Brits dampen Europe’s tourism hopes
The summer tourism season vital to southern Europe economies will be less than sizzling as the Delta coronavirus spreads Slovíčka
While not a complete wash-out, the popular summer destinations of southern Europe suffer as the Delta coronavirus spreads and travel hurdles keep British and other sun-seekers at home.
A European Union COVID-19 travel certificate may help some make trips but arrivals to tourist hotspots from Portugal to Croatia are set to remain well down on normal levels, putting businesses and hospitality jobs at risk.
"The recovery of tourism in Portugal has come to a halt," Raul Martins, head of the country's AHP hotel association said of new travel restrictions from Britain and Germany, normally lucrative markets for Portugal's beaches, restaurants and clubs.
The fast-spreading Delta variant is pushing a rise in cases in the Algarve's tourist magnet Albufeira and is to blame for over half of new infections in the capital Lisbon.
Add to that Britain's decision last month to strike Portugal from its "green list" of destinations and Germany's move to curb travel there just ahead of the introduction of EU certificates showing a tourist's double-vaccination or COVID-free status.
Even before the German decision and a recent Portuguese rule for unvaccinated UK travellers to quarantine, hotels there forecast occupancy rates of just 43% this month and 46% for August. AHP said hotels would be more downbeat if polled now.
Save for a few bright spots, the sector is seeing the same pattern across the entire south of Europe: better than the lost summer of 2020, but barely half the activity it would normally expect before the pandemic.
In Greece, where tourism makes up a fifth of the economy, the central bank cited concerns over new variants as it cut forecasts for 2021 tourism revenues from 50% to 40% of those in 2019, when it welcomed a record 33 million visitors.

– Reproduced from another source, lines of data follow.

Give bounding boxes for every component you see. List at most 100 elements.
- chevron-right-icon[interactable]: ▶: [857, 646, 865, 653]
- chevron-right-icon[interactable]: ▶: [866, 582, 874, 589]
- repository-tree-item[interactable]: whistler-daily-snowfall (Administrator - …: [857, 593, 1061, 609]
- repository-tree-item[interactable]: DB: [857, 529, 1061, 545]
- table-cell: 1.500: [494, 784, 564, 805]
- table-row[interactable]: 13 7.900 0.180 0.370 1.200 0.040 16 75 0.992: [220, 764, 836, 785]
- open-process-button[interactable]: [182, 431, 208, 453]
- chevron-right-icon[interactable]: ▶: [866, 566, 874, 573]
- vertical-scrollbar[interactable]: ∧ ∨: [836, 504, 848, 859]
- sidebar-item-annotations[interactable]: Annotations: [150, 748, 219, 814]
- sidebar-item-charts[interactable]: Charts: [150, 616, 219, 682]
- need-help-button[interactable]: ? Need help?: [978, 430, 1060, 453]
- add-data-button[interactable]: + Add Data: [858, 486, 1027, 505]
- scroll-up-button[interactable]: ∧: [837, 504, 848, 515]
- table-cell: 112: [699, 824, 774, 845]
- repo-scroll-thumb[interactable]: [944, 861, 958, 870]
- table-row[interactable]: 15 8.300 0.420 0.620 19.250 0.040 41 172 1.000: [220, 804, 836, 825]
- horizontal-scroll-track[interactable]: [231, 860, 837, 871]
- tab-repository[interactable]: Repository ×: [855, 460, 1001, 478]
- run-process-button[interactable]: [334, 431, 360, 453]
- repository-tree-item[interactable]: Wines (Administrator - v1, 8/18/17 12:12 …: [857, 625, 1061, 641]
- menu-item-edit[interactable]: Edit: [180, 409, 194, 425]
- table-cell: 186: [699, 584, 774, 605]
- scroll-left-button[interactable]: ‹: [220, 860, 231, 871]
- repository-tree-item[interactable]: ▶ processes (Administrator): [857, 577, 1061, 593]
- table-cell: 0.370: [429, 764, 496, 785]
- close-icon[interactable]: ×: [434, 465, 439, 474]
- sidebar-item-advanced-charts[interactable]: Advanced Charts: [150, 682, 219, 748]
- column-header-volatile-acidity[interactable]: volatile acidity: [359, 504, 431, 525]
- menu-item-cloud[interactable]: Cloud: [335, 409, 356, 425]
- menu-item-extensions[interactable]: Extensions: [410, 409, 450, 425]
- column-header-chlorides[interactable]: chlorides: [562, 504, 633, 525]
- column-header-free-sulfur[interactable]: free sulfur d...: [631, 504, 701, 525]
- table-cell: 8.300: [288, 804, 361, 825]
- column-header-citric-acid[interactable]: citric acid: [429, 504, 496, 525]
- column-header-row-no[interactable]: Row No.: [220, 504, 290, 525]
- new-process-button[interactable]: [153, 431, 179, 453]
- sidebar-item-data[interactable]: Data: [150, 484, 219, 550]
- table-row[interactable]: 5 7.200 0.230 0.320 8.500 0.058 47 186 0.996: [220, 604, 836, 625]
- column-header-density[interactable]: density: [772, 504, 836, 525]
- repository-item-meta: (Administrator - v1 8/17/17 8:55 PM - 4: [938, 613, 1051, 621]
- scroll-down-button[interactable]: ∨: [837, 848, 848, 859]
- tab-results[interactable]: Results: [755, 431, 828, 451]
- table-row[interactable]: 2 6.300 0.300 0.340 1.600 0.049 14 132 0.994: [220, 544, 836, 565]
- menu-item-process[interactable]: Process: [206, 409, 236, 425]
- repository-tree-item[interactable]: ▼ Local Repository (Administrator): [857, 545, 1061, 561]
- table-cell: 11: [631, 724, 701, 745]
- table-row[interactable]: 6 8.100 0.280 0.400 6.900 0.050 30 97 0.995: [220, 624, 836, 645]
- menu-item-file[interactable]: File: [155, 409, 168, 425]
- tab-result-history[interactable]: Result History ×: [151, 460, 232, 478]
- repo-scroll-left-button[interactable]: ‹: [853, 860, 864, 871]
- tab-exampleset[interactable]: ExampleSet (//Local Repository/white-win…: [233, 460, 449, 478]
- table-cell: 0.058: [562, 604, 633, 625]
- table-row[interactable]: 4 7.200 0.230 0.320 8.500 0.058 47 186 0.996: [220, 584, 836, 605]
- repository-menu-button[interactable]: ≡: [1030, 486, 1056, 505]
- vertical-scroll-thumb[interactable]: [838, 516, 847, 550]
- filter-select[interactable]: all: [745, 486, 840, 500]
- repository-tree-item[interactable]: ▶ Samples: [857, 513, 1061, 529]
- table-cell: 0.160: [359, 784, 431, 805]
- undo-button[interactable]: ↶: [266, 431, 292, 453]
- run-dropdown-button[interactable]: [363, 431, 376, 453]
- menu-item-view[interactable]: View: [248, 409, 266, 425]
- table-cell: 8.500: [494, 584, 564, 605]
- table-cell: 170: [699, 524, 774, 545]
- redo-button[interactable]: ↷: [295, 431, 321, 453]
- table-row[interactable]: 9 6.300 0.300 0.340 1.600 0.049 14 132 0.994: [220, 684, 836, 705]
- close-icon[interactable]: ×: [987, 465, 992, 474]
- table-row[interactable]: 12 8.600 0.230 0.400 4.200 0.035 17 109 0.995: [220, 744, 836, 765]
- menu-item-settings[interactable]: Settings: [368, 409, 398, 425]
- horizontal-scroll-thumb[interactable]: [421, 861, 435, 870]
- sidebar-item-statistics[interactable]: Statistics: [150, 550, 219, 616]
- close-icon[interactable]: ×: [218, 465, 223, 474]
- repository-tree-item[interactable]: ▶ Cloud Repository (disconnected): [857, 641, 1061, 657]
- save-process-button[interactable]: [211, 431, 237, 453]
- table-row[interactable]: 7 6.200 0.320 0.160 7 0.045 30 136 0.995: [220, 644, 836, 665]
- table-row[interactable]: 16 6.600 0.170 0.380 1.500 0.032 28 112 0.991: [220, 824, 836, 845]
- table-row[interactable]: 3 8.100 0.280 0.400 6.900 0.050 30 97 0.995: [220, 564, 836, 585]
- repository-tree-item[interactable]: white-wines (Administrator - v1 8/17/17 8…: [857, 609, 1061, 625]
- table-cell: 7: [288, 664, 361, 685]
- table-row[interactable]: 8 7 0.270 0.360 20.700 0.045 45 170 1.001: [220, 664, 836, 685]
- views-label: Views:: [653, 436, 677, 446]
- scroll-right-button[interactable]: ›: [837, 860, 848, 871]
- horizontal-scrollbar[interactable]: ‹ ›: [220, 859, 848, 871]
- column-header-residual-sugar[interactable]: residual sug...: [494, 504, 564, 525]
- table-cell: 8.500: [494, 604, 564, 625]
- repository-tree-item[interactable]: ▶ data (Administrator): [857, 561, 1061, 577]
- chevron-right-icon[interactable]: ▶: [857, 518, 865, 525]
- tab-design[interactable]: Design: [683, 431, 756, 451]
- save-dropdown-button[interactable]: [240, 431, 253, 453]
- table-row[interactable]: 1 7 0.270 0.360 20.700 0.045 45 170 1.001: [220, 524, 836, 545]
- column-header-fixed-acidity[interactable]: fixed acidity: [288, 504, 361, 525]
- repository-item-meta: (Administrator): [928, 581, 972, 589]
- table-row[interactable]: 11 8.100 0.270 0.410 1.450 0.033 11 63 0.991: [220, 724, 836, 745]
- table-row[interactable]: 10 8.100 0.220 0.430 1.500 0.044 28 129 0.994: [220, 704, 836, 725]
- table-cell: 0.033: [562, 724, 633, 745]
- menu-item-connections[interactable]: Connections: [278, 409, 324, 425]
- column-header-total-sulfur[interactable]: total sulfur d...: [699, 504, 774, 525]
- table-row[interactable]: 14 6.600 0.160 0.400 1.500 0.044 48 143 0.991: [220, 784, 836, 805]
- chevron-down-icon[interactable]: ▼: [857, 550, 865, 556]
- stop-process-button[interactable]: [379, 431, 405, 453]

Grigoris Tassios, head of Greece's Hoteliers Association, said the average occupancy rate at hotels across the country was currently 35-45%, a rate he saw persisting through early July. "Bookings have frozen clearly because of the uncertainty over COVID and particularly the Delta variant lately," he said.
Spain is a shade more optimistic, raising its estimate for this year's tourist numbers to 45 million visitors - about 54% of 2019 levels - from the 42 million it predicted a month ago.
The tourism ministry was particularly upbeat about the German market, expecting the number of German tourists to reach 3.8 million this year, a strong 77% of 2019 numbers. In the northern European countries which provide the sun-seekers, holiday industries are lobbying governments to find safe ways to make more destinations available - and quickly.